6. The profits and gains of any business of insurance other than life insurance shall be taken to be the balance of the profits disclosed by the annual accounts, copies of which are required under the Insurance Act, 1938, to be furnished to the 16[Controller of Insurance] after adjusting such balance so as to exclude from it any expenditure other than expenditure which may under the provisions of section 10 of this Act be allowed for in computing the profits and gains of a business.
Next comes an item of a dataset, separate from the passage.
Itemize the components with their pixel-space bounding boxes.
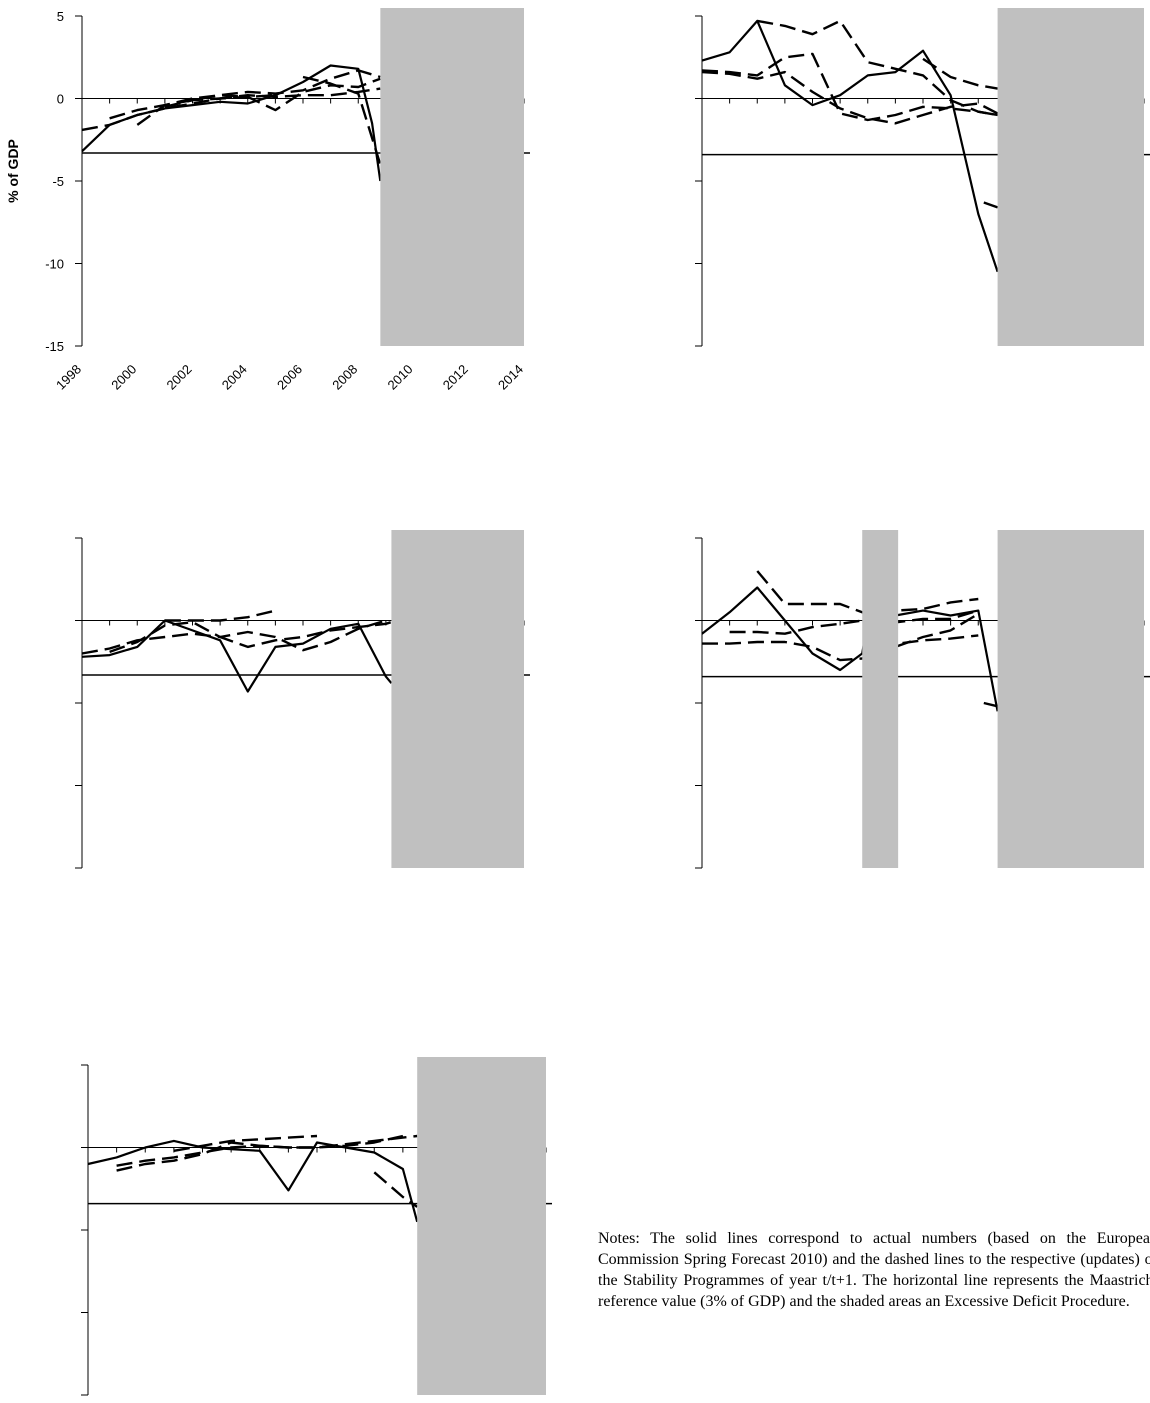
actual-series-line-1 <box>81 619 393 693</box>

Profits and losses on the realisation of investments and depreciation and appreciation of the value of investments shall be dealt with as provided in rule 3 for the business of life insurance.

7. The profits and gains of companies carrying on dividing societies or assessment business shall be taken to be 15 per cent, of the premium income of the previous year, or in the case of non-resident companies 15 per cent, of the 17[premium income of the previous year derived from the taxable territories].

18[8. The profits and gains of the branches in the taxable territories of a person not resident in the taxable territories and carrying on any business of insurance, may, in the absence of more reliable data be deemed to be that proportion of the world income of such person which corresponds to the proportion which his premium income derived from the taxable territories bears to his total premium income.

For the purposes of this rule, the world income in relation to life insurance business of a person not resident in the taxable territories shall be computed in the manner laid down in these rules for the computation of the profits and gains of life insurance business carried on in the taxable territories.]

9. These rules apply to the assessment of the profits of any business of insurance carried on 19[by a mutual insurance association] 20[or by a co-operative society].]